Program Highlights
Program Dates
June 27 – August 7, 2026
Faculty Director
Professor Joe Fletcher, Department of English and Comparative Literature
This will be Professor Fletcher’s third time running the London & Oxford program. He last ran the program in summer 2024. Joseph Fletcher’s research focuses on the intersections of literature and natural philosophy in the long eighteenth century. He is the author of the scholarly monograph William Blake as Natural Philosopher, 1788-1795 (Anthem), the poetry collection The Hatch (Brooklyn Arts Press), the novella Jenny Haniver (Bored Wolves), and five chapbooks. He is the Assistant Editor of the William Blake Archive.
Program Highlights
The British Romantic period (~1789-1834) witnessed both a political revolution, in the overthrow of the French monarchy, and an aesthetic revolution, as the ideas proclaimed in William Wordsworth and Samuel Taylor Coleridge’s Preface to the Lyrical Ballads upended prevailing literary values. These ideological transformations continue to influence our contemporary ideas about literature, art, politics, and the environment. Notably, insofar as this course is concerned, Romantic attitudes toward the natural world gave rise to modern conservation efforts and environmental movements.
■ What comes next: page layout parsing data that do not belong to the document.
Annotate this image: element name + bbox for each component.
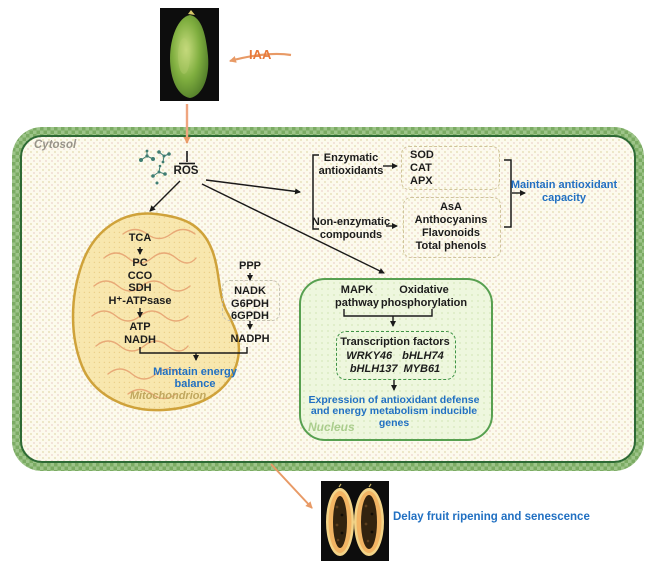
nadph-label: NADPH [230, 333, 270, 345]
cat-label: CAT [410, 161, 432, 174]
atp-label: ATP [129, 321, 151, 333]
gene-expression-line2: and energy metabolism inducible [310, 405, 478, 418]
mito-enzymes-list: PC CCO SDH H⁺-ATPsase [108, 257, 171, 307]
nucleus-area [299, 278, 493, 441]
sod-label: SOD [410, 149, 434, 161]
papaya-half-right [354, 483, 384, 556]
tca-label: TCA [128, 232, 152, 244]
gene-expression-outcome: Expression of antioxidant defense and en… [308, 394, 480, 429]
papaya-cut-image [321, 481, 389, 561]
nonenzymatic-compounds-box [403, 197, 501, 258]
asa-label: AsA [439, 201, 463, 213]
mitochondrion-label: Mitochondrion [129, 390, 207, 402]
cco-label: CCO [127, 269, 153, 282]
gene-expression-line1: Expression of antioxidant defense [308, 394, 480, 406]
ppp-label: PPP [238, 260, 262, 272]
tf-row-2: bHLH137 MYB61 [350, 363, 440, 375]
transcription-factors-title: Transcription factors [340, 336, 450, 348]
enzymatic-antioxidants-label: Enzymatic antioxidants [318, 152, 384, 177]
mito-products-list: ATP NADH [124, 321, 156, 346]
total-phenols-label: Total phenols [415, 240, 487, 252]
transcription-factors-box [336, 331, 456, 380]
ros-label: ROS [173, 165, 199, 177]
sdh-label: SDH [128, 282, 152, 294]
enzymatic-antioxidants-box [401, 146, 500, 190]
papaya-half-left [326, 483, 354, 556]
delay-ripening-outcome: Delay fruit ripening and senescence [393, 511, 590, 523]
nonenzymatic-compounds-label: Non-enzymatic compounds [311, 216, 391, 241]
pc-label: PC [132, 257, 148, 269]
6gpdh-label: 6GPDH [231, 310, 269, 322]
nucleus-label: Nucleus [308, 420, 355, 434]
bhlh137-label: bHLH137 [349, 363, 398, 375]
anthocyanins-label: Anthocyanins [414, 214, 488, 226]
flavonoids-label: Flavonoids [421, 227, 481, 239]
enzymatic-items-list: SOD CAT APX [410, 149, 434, 187]
papaya-whole-image [160, 8, 219, 101]
bhlh74-label: bHLH74 [402, 350, 444, 362]
nadh-label: NADH [124, 333, 156, 346]
nonenzymatic-items-list: AsA Anthocyanins Flavonoids Total phenol… [415, 201, 488, 253]
gene-expression-line3: genes [378, 416, 410, 429]
antioxidant-capacity-outcome: Maintain antioxidant capacity [510, 179, 618, 204]
nadk-label: NADK [234, 285, 266, 297]
cytosol-label: Cytosol [34, 139, 77, 151]
atpsase-label: H⁺-ATPsase [108, 294, 172, 307]
energy-balance-outcome: Maintain energy balance [153, 366, 237, 390]
myb61-label: MYB61 [403, 363, 441, 375]
wrky46-label: WRKY46 [346, 350, 393, 362]
g6pdh-label: G6PDH [231, 297, 269, 310]
tf-row-1: WRKY46 bHLH74 [346, 350, 443, 362]
oxidative-phosphorylation-label: Oxidative phosphorylation [380, 284, 468, 309]
mapk-pathway-label: MAPK pathway [334, 284, 379, 309]
iaa-label: IAA [249, 47, 272, 62]
apx-label: APX [410, 174, 433, 187]
ppp-enzymes-list: NADK G6PDH 6GPDH [231, 285, 269, 323]
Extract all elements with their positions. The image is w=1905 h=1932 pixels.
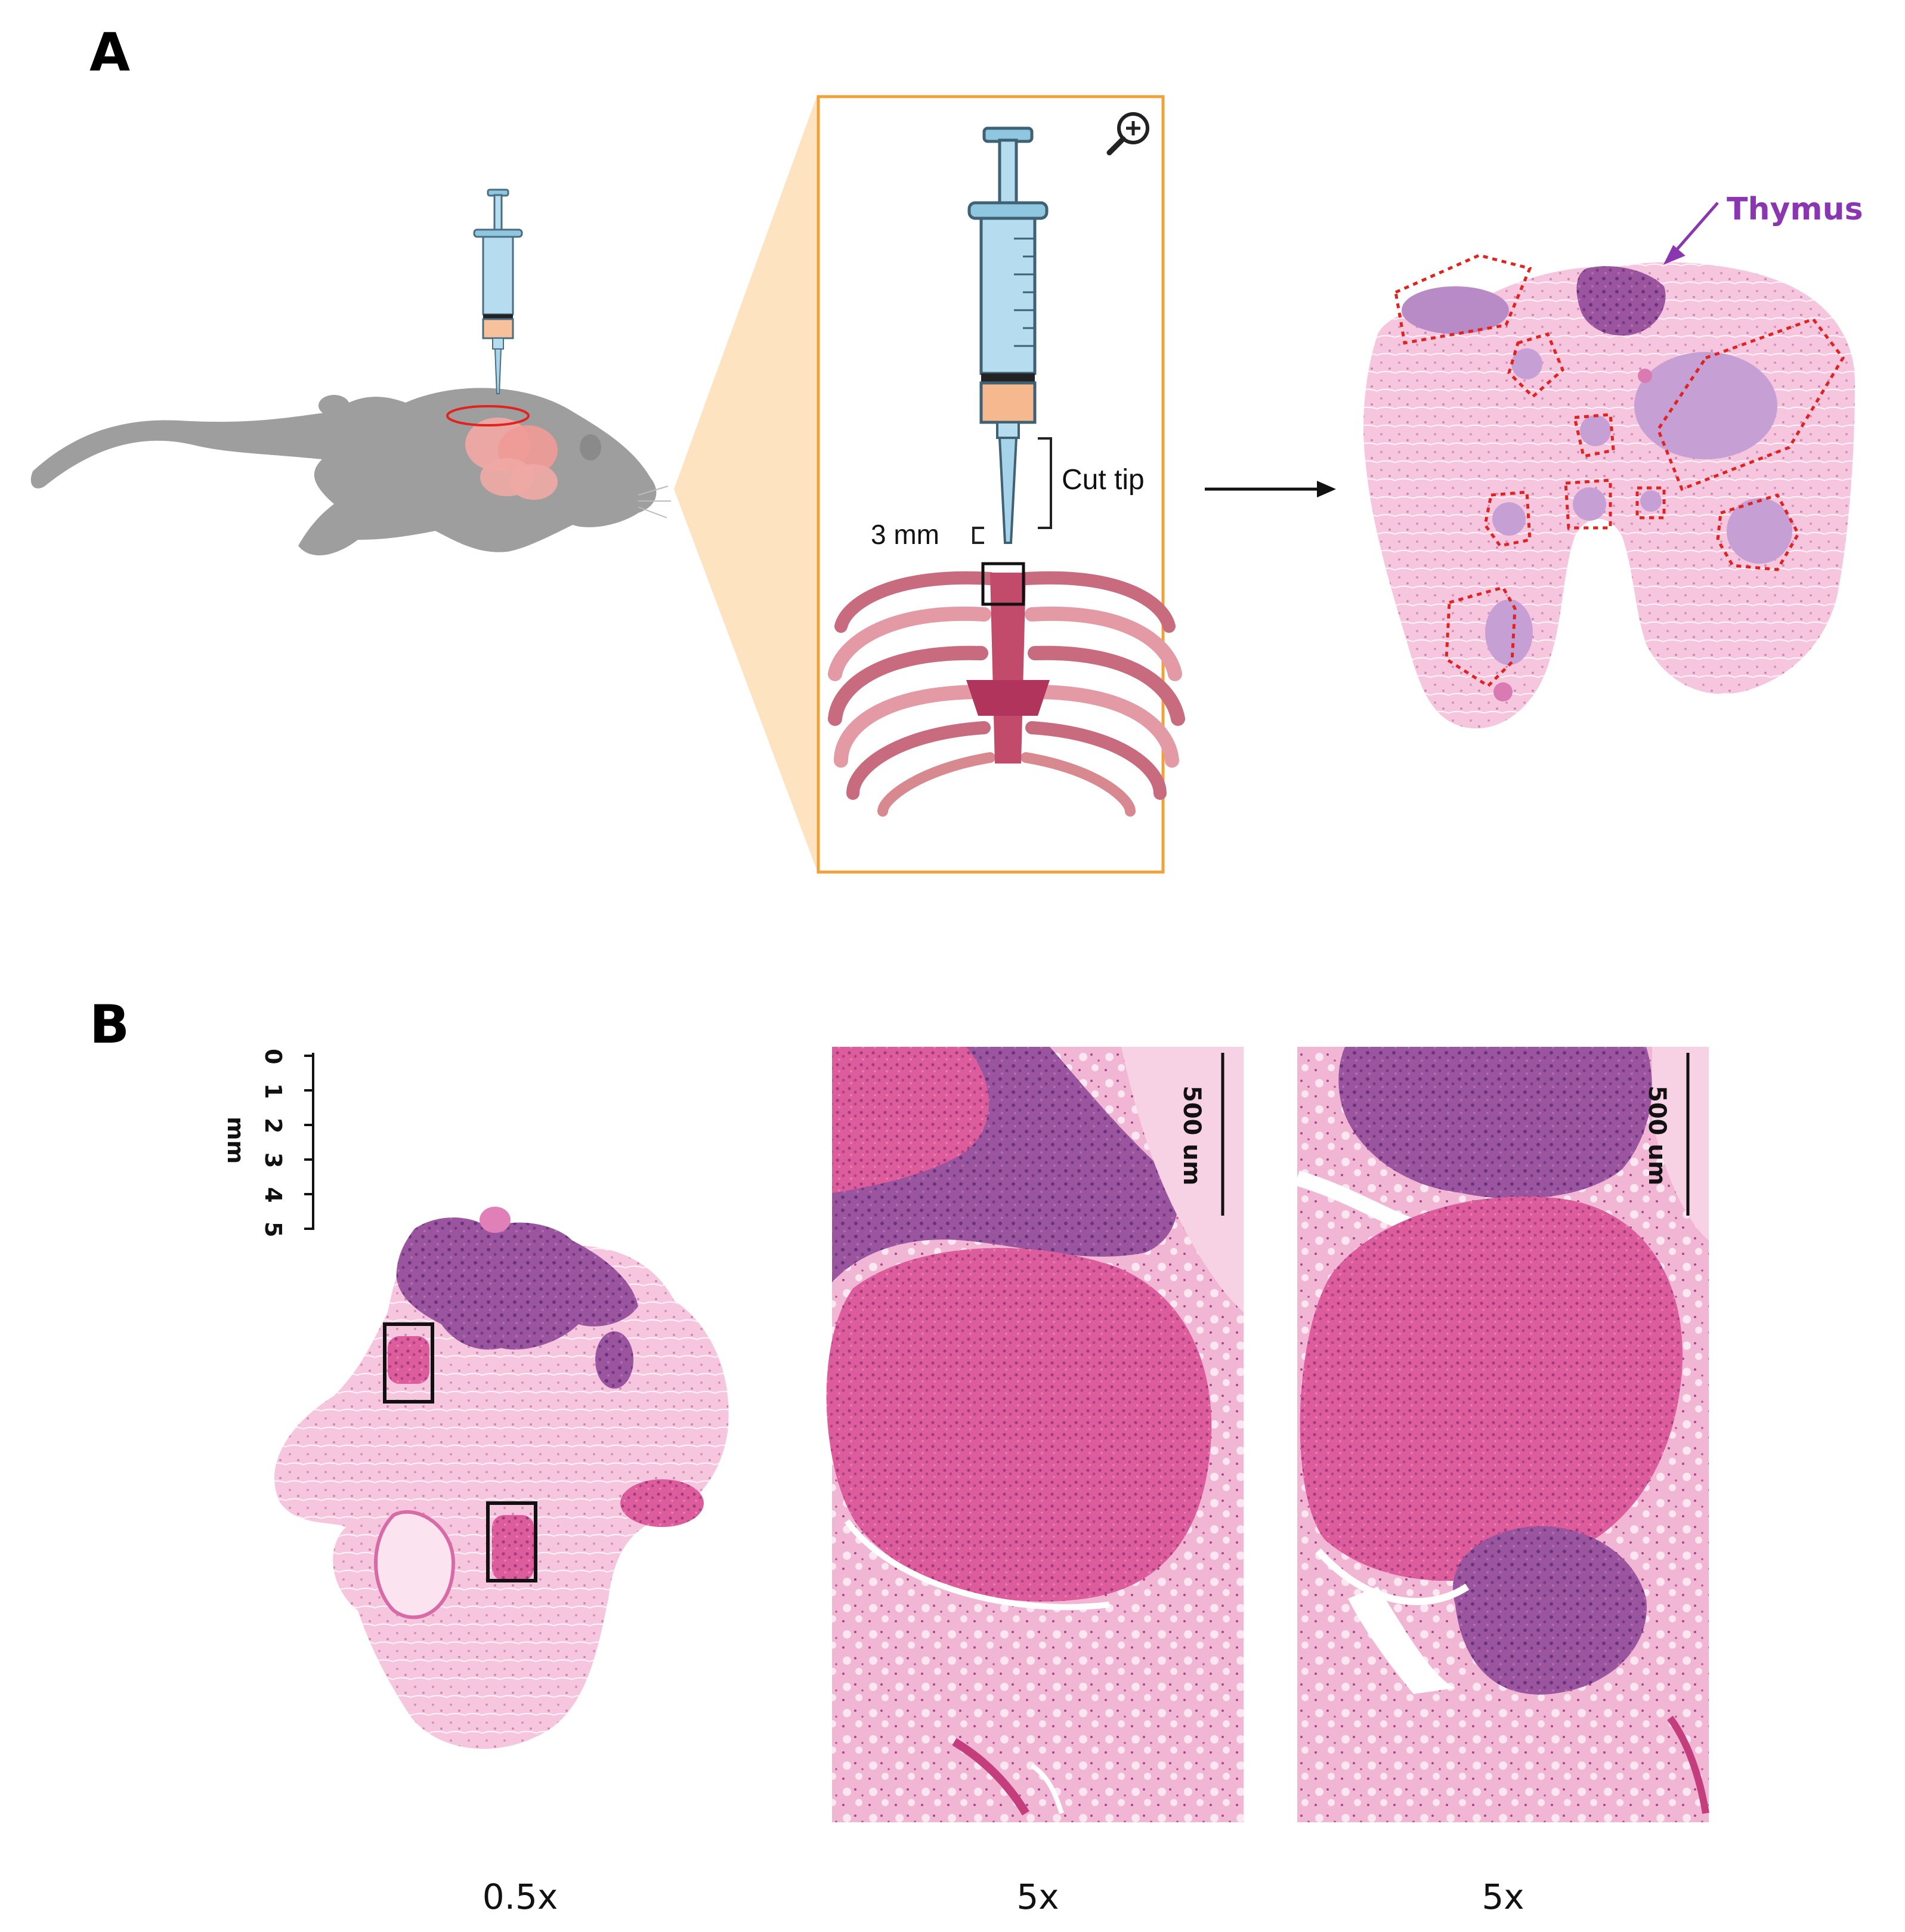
- scale-tick-2: 2: [260, 1118, 286, 1133]
- scale-bar-mm: 0 1 2 3 4 5 mm: [222, 1049, 314, 1237]
- scale-label-500um-1: 500 um: [1178, 1086, 1205, 1186]
- tumor-outlines: [1394, 254, 1845, 688]
- arrow-right-icon: [1205, 481, 1336, 497]
- scale-tick-0: 0: [260, 1049, 286, 1064]
- magnification-label-3: 5x: [1482, 1877, 1524, 1917]
- depth-bracket: [972, 527, 984, 544]
- cut-tip-label: Cut tip: [1062, 464, 1145, 496]
- region-box-1: [383, 1322, 434, 1404]
- zoom-wedge: [674, 95, 817, 871]
- scale-label-500um-2: 500 um: [1643, 1086, 1671, 1186]
- section-image-0-5x: [274, 1207, 729, 1749]
- syringe-small-illustration: [473, 188, 523, 394]
- panel-label-a: A: [89, 21, 130, 83]
- mouse-illustration: [30, 388, 671, 556]
- cut-tip-bracket: [1038, 437, 1052, 529]
- scale-tick-5: 5: [260, 1222, 286, 1237]
- magnification-label-2: 5x: [1016, 1877, 1059, 1917]
- region-box-2: [486, 1501, 537, 1582]
- scale-tick-1: 1: [260, 1083, 286, 1099]
- zoom-in-icon: [1106, 112, 1149, 156]
- micrograph-5x-2: [1295, 1047, 1709, 1822]
- thymus-arrow-icon: [1663, 202, 1719, 265]
- syringe-large-illustration: [967, 126, 1049, 544]
- ribcage-illustration: [828, 571, 1185, 817]
- injection-site-box: [981, 562, 1025, 606]
- thymus-label: Thymus: [1727, 191, 1863, 227]
- depth-label: 3 mm: [871, 519, 939, 550]
- micrograph-5x-1: [826, 1047, 1244, 1822]
- scale-tick-4: 4: [260, 1187, 286, 1203]
- scale-unit: mm: [222, 1117, 249, 1164]
- panel-label-b: B: [89, 994, 129, 1055]
- magnification-label-1: 0.5x: [483, 1877, 558, 1917]
- scale-tick-3: 3: [260, 1152, 286, 1168]
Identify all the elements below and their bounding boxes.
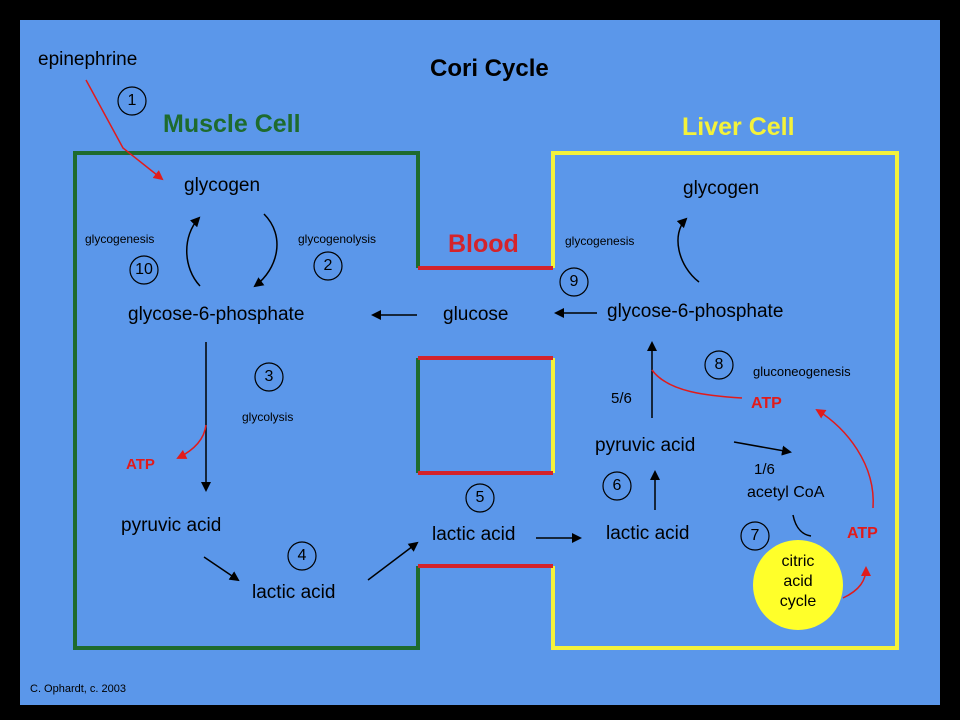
acetyl-to-citric-curve [792, 514, 812, 537]
step-5-circle [465, 483, 495, 513]
step-4-number: 4 [297, 547, 307, 564]
muscle-glycogenesis-label: glycogenesis [85, 232, 155, 246]
muscle-cell-label: Muscle Cell [163, 110, 301, 138]
step-2-number: 2 [323, 257, 333, 274]
step-1-circle [117, 86, 147, 116]
step-8-circle [704, 350, 734, 380]
liver-g6p-label: glycose-6-phosphate [607, 301, 784, 322]
step-10-circle [129, 255, 159, 285]
step-9-number: 9 [569, 273, 579, 290]
step-10-number: 10 [135, 261, 153, 278]
step-6-circle [602, 471, 632, 501]
gluconeogenesis-label: gluconeogenesis [753, 364, 851, 379]
liver-lactic-acid-label: lactic acid [606, 523, 690, 544]
arrow-pyruvic-to-lactic [203, 556, 240, 582]
diagram-graphics [73, 79, 899, 650]
citric-line-2: acid [783, 573, 813, 590]
step-2-circle [313, 251, 343, 281]
citric-acid-cycle-circle [753, 540, 843, 630]
glycolysis-label: glycolysis [242, 410, 294, 424]
citric-line-1: citric [781, 553, 815, 570]
liver-glycogenesis-label: glycogenesis [565, 234, 635, 248]
diagram-title: Cori Cycle [430, 55, 549, 82]
step-7-number: 7 [750, 527, 760, 544]
step-8-number: 8 [714, 356, 724, 373]
step-5-number: 5 [475, 489, 485, 506]
blood-glucose-label: glucose [443, 304, 509, 325]
glycogenolysis-label: glycogenolysis [298, 232, 377, 246]
arrow-lactic-to-blood [367, 541, 419, 581]
diagram-panel: Cori Cycle Muscle Cell Liver Cell Blood … [20, 20, 940, 705]
glycogenesis-arc [186, 216, 201, 287]
muscle-pyruvic-acid-label: pyruvic acid [121, 515, 222, 536]
step-4-circle [287, 541, 317, 571]
step-3-circle [254, 362, 284, 392]
atp-red-curve [176, 424, 207, 459]
muscle-lactic-acid-label: lactic acid [252, 582, 336, 603]
liver-pyruvic-acid-label: pyruvic acid [595, 435, 696, 456]
liver-cell-border [551, 151, 899, 650]
fraction-1-6-label: 1/6 [754, 461, 775, 478]
step-1-number: 1 [127, 92, 137, 109]
blood-lactic-acid-label: lactic acid [432, 524, 516, 545]
citric-atp-curve-a [842, 566, 871, 599]
gluconeogenesis-curve [651, 369, 743, 399]
muscle-glycogen-label: glycogen [184, 175, 261, 196]
liver-atp-label-2: ATP [847, 525, 878, 542]
blood-label: Blood [448, 230, 519, 258]
citric-line-3: cycle [779, 593, 817, 610]
arrow-pyruvic-to-acetyl [733, 441, 792, 456]
muscle-g6p-label: glycose-6-phosphate [128, 304, 305, 325]
liver-atp-label-1: ATP [751, 395, 782, 412]
liver-glycogenesis-arc [676, 217, 700, 283]
muscle-atp-label: ATP [126, 456, 155, 473]
citric-acid-cycle-label: citric acid cycle [764, 552, 832, 612]
step-6-number: 6 [612, 477, 622, 494]
step-9-circle [559, 267, 589, 297]
step-3-number: 3 [264, 368, 274, 385]
epinephrine-label: epinephrine [38, 49, 138, 70]
credit-text: C. Ophardt, c. 2003 [30, 683, 126, 695]
acetyl-coa-label: acetyl CoA [747, 484, 825, 501]
glycogenolysis-arc [253, 213, 278, 288]
step-7-circle [740, 521, 770, 551]
muscle-cell-border [73, 151, 420, 650]
fraction-5-6-label: 5/6 [611, 390, 632, 407]
liver-glycogen-label: glycogen [683, 178, 760, 199]
liver-cell-label: Liver Cell [682, 113, 795, 141]
epinephrine-arrow [85, 79, 164, 181]
citric-atp-curve-b [815, 408, 874, 509]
Being outside in nature, as the poet John Keats argued, is medicinal—much more than just a pretty backdrop for human affairs. Equally important to the British Romantic imagination was London, which was the epicenter of the rapid Western industrialization and modernization occurring during this period. Several prominent Romantic figures, including William Blake, made London their home despite expressing negative opinions about the city’s effects in their writing. The metropolis offered the culture and resources unavailable in more rural environments. Concurrently, Jane Austen’s work focused on the changing fortunes of a landowning class that, while reaping the profits of colonialism and agrarian capitalism, was driven by an ethos of landscape ‘improvement.’
In this course we will explore how landscape shapes literary imagination, and how Romantic conceptions of urban and rural environments are still with us today. Our time will be split between London, which offers an abundance of historical, literary, and artistic sites which will enrich our understanding of Romanticism’s historical context, and Oxford, nestled in a bucolic rural setting and showcasing a storied academic tradition. We will also visit the Lake District, which was home to Wordsworth and his sister Dorothy, Coleridge, and other Romantic figures, and has been preserved as a national park. We thus have the unique opportunity to study the literature and aesthetics of this period in the environment that profoundly influenced its core values. We will read, discuss, and write about major Romantic literary and aesthetic/philosophical works, to gain a sense of how attitudes toward the nonhuman world developed in literature and the visual arts over course of the late 18th and early 19th centuries. Additionally, we will explore how the Romantic movement influenced 20th-century and contemporary literary figures—how many of its foundational aesthetic premises are still with us today.
In addition to studying the literature of the period, we will take multiple excursions (to borrow the title of one of Wordsworth’s early poems) through London, the rural surroundings of Oxford, and the Lake District, often following the very paths that the Romantics walked, bringing with us our texts, notebooks, pencils, and sensibilities sharpened by the landscape. We will also visit museums and cultural sites such as the Tate Britain, Keats House, the Oxford Museum of Natural History, and Dove Cottage in the Lake District.